This article is taken from the August-September 2023 issue of The Critic. To get the full magazine why not subscribe? Right now we’re offering five issues for just £10.
The likes of Ishtar and Waterworld may have succeeded it in the public imagination as bywords for Hollywood excess, but for a certain generation 1963’s Cleopatra is the quintessential more-money-than-sense film.
Throughout the 1950s, “sword and sandal” movies did huge business, from Quo Vadis (1951) to Ben-Hur (1959). An epic about the female pharaoh who purely as political tactic seduced first Julius Caesar and then Mark Antony therefore seemed a slam dunk.
So much so that Elizabeth Taylor, in the role of the Queen of the Nile, became the first actor to receive a $1 million fee. As if that weren’t enough, she insisted for tax reasons that filming take place outside the USA. The terrible decision-making that afflicted the production started there, leaving aside the fact the script hadn’t been finalised when cameras first rolled in September 1960. Only when vapours rode the actors’ breaths did the drawbacks of recreating sultry Alexandria in the depths of Buckinghamshire fully dawn.
By the following May, by which time production had switched to balmier locations, particularly Italy, the budget was exceeded with not a single foot of film shot.

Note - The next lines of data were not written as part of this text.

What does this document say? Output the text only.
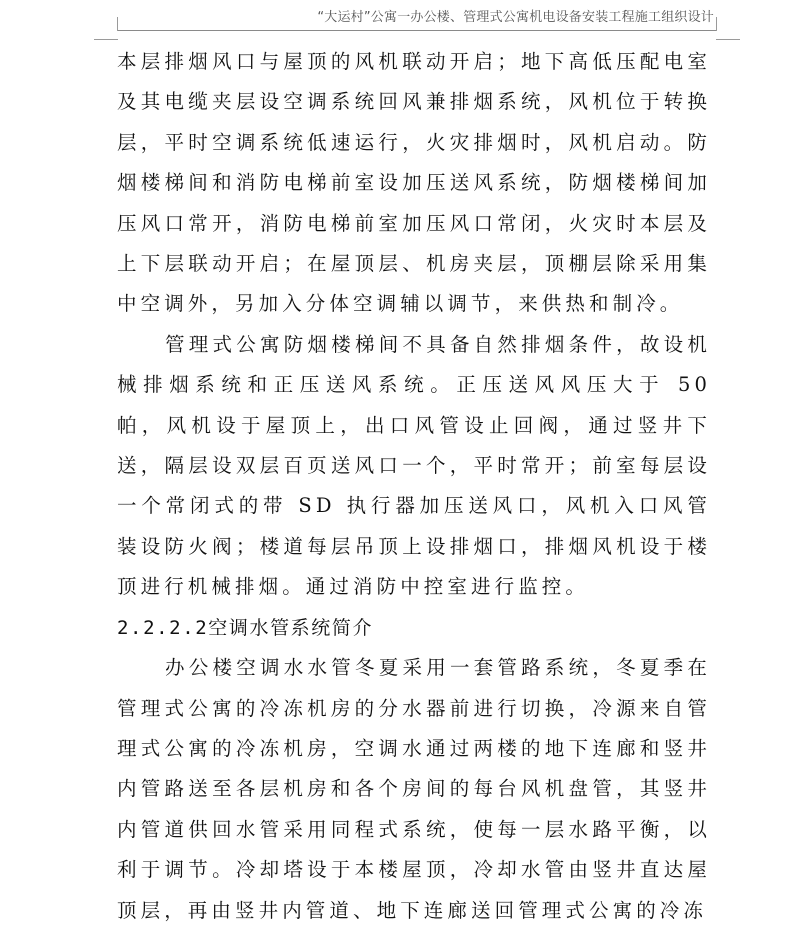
“大运村”公寓一办公楼、管理式公寓机电设备安装工程施工组织设计

本层排烟风口与屋顶的风机联动开启；地下高低压配电室及其电缆夹层设空调系统回风兼排烟系统，风机位于转换层，平时空调系统低速运行，火灾排烟时，风机启动。防烟楼梯间和消防电梯前室设加压送风系统，防烟楼梯间加压风口常开，消防电梯前室加压风口常闭，火灾时本层及上下层联动开启；在屋顶层、机房夹层，顶棚层除采用集中空调外，另加入分体空调辅以调节，来供热和制冷。

管理式公寓防烟楼梯间不具备自然排烟条件，故设机械排烟系统和正压送风系统。正压送风风压大于 50 帕，风机设于屋顶上，出口风管设止回阀，通过竖井下送，隔层设双层百页送风口一个，平时常开；前室每层设一个常闭式的带 SD 执行器加压送风口，风机入口风管装设防火阀；楼道每层吊顶上设排烟口，排烟风机设于楼顶进行机械排烟。通过消防中控室进行监控。

2.2.2.2空调水管系统简介

办公楼空调水水管冬夏采用一套管路系统，冬夏季在管理式公寓的冷冻机房的分水器前进行切换，冷源来自管理式公寓的冷冻机房，空调水通过两楼的地下连廊和竖井内管路送至各层机房和各个房间的每台风机盘管，其竖井内管道供回水管采用同程式系统，使每一层水路平衡，以利于调节。冷却塔设于本楼屋顶，冷却水管由竖井直达屋顶层，再由竖井内管道、地下连廊送回管理式公寓的冷冻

Eye-watering costs continued to mount until photography finally wrapped in March ’63, either through ineptitude (5,000 wigs were commissioned that were invisible beneath centurion helmets) or corruption (for scenes filmed in Almeria, $10,000 protection money had to be gifted to a police chief).
The schedule overrun necessitated the recasting of actors with prior commitments, but Richard Burton’s belated engagement as Mark Antony probably saved the enterprise — even if it did not seem so at the time.
It soon leaked out that he and Taylor were an item, much to the public distress and humiliation of their respective spouses and the disgust of the Vatican, which condemned this “erotic vagrancy”. The press preferred the term “le scandale”, which was plastered across front pages the world over.
At one point, 20th Century Fox threatened to sue Taylor over the negative publicity, but in the end the studio realised the only chance it had of recouping its immense outlay was to exploit the affair’s notoriety.
The Cleopatra shenanigans and Marlon Brando’s intolerable behaviour on the set of MGM’s Mutiny on the Bounty (1962) marked the death knell of the “star system”, whereby a picture’s fortunes were staked on one player who, however unreliable, was too big to fire.
This is indubitably enough material for a compelling book. Nobody, though, would know it from Patrick Humphries’s feeble exploration of the subject.
The first time he tells us of the likes of the pop hits, technological limitations and social mores of the time, it seems like useful context. Long before we get to the three-page section in which he takes in Bergman and Rossellini, the rise of fascism, Edward and Mrs Simpson and the immolation of the Crystal Palace, we realise this is the padding of an author who, even though he only employs secondary sources, can’t be bothered seeking out sufficient directly relevant material.
There are remarkably few anecdotes from the film set. Humphries barely mentions the extraordinary fact that, following the studio’s dismissal and ostentatious public condemnation of screenwriter-director Joseph L. Mankiewicz, Fox had to beg him to return when it glumly realised that only he knew how to piece together the mountains of footage.
Humphries is guilty of much contradiction and endless repetition. He tells us that Taylor’s exorbitant fee was only obtained because she was trying to put off the studio with impossible demands, only for him later to observe that Taylor’s canny insistence on the sum proves that she knew her pulling power. One loses count of the number of times Humphries declares that Burton entered into a Faustian pact whereby prestigious theatre achievement was exchanged for tawdry celluloid celebrity.
Humphries seems to have shuffled his chapters like a deck of cards, his lurching narrative exploring at length an actor’s career trajectory and even death in one passage, then jarringly swinging back to his activities during the Cleopatra shoot in the next.
The book is also not what it professes to be: rather than being exclusively about the titular motion picture, it’s just as much focused on mid-20th century Hollywood — or perhaps Humphries’s vast knowledge thereof. Cleopatra is not a terrible movie, merely a mediocre one. Humphries’s denunciatory volume should at the very least have matched its failings.